Date: 10/6/18 4:19 pm From: William H Kaempfer <William.Kaempfer...> Subject: [cobirds] Sprague's Pipit--Sandy Bluffs Land Trust and SWA, Yuma
I went out to Wray last night (Friday), 30-40 MPH winds limited the bird observations, but I did have a late Osprey over Stalker Pond.
My objective was to look for Sprague's Pipit today, but on my way to Pipit Hill east of Idalia, I made it a point to visit Sandy Bluffs State Land Trust and SWA which is nine miles north of Idalia. To this point, this has been David Dowell's private Hot Spot, but I wanted to try to get to 2nd place on the top eBirders list for the spot. I suspected that wouldn't be too hard, as no one else has submitted a list for the SWA.
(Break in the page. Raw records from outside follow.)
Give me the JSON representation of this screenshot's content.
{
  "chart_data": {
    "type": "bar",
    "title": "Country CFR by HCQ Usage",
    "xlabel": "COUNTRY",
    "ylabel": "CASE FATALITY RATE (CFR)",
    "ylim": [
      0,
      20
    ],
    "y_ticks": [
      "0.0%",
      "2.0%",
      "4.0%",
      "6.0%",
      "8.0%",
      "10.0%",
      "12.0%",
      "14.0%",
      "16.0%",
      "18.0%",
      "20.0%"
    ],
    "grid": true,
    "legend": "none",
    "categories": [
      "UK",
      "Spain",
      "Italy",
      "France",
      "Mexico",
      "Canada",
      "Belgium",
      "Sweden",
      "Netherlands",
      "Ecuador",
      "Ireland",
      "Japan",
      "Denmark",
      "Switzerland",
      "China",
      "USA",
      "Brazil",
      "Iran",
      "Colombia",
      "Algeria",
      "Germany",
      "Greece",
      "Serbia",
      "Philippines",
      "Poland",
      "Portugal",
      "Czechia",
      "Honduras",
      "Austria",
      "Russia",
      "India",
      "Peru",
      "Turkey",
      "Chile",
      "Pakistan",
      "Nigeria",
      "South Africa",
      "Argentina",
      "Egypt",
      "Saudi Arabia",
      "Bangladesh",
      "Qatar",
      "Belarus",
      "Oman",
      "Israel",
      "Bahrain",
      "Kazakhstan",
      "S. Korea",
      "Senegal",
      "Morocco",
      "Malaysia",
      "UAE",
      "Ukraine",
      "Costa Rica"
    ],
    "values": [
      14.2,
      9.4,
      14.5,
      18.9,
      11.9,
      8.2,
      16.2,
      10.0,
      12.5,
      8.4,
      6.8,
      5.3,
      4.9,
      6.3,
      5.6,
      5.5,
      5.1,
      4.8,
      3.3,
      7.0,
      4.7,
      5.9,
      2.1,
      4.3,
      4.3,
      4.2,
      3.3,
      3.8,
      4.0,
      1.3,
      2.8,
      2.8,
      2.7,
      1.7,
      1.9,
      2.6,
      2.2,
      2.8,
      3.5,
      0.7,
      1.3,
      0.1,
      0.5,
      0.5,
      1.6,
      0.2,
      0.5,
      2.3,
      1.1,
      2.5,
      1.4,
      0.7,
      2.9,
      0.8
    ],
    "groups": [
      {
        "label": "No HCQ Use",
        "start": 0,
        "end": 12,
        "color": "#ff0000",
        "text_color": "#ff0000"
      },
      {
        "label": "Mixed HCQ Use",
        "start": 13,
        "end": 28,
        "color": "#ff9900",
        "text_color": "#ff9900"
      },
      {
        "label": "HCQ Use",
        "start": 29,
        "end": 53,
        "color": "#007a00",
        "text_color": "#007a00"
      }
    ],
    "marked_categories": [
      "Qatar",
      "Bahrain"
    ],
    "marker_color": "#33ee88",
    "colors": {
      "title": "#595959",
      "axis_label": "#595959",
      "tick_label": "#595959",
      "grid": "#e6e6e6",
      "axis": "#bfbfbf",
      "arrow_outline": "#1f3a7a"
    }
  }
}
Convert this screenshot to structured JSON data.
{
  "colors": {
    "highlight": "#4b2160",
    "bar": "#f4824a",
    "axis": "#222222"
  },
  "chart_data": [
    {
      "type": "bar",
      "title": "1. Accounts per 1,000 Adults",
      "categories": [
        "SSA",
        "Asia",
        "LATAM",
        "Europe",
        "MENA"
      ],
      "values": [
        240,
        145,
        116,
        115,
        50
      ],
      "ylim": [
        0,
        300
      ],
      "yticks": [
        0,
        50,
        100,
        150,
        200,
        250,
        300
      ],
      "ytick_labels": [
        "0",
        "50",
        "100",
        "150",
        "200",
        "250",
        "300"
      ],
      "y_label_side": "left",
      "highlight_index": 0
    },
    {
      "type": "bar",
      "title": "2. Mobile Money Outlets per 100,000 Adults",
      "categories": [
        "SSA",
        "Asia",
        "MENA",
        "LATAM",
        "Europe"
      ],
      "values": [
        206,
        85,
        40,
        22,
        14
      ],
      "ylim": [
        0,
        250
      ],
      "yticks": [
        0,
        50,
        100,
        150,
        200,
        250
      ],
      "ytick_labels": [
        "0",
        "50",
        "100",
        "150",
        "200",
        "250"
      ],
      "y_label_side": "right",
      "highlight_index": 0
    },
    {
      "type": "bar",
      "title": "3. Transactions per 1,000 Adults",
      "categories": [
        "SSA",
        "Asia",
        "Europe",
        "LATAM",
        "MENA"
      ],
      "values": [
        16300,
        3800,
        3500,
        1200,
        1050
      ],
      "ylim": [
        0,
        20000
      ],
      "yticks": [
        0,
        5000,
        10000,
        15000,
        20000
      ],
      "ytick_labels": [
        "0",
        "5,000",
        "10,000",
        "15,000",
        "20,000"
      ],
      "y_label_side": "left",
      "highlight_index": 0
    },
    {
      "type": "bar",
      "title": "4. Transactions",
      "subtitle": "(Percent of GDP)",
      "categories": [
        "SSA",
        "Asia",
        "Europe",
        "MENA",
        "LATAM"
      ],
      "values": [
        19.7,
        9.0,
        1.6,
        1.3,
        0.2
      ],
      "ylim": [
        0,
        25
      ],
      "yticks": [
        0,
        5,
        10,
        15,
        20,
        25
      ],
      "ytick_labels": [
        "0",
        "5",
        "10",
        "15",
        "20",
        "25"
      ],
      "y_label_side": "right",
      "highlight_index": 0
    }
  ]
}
As I drove down from Vernon, outside Wray, I was thinking that the habitat looked good for Sprague's Pipit outside the riparian corridor at the SWA itself. I actually found a county road (track really) heading west into the sandsage, and gave it a try. It only took about a ½ mile drive (during which a Burrowing Owl shot out of a burrow in a bank on the edge of the road) and a 100 yard traipse before I started hearing the distinctive call notes of several SPPI. Soon I had one in view only about 50 feet away, running through very short grass prairie rather than hiding in longer forbs. Pretty soon it took flight, doing the classic climb, lead balloon drop and abrupt zig-zag just before it reach ground.
I had achieved my two goals, finding Sprague's Pipit and getting to 2nd place among top eBirders for Sandy Bluffs State Land Trust and SWA. But since the site is sort of a re-do of TNC's Fox Ranch 10 miles further west, I went exploring. It took a while to get to something other than open cottonwoods along the (dry) river bed, but eventually it closed in with lots of olives, willows and "cedars". Quite a few birds, but nothing spectacular. However, I could see how David had already reported 114 species for the spot (which, by the way, is closed in the summer).
I came home via Last Chance where there were a couple Wilson's Warblers hanging around and a female Cassin's Finch.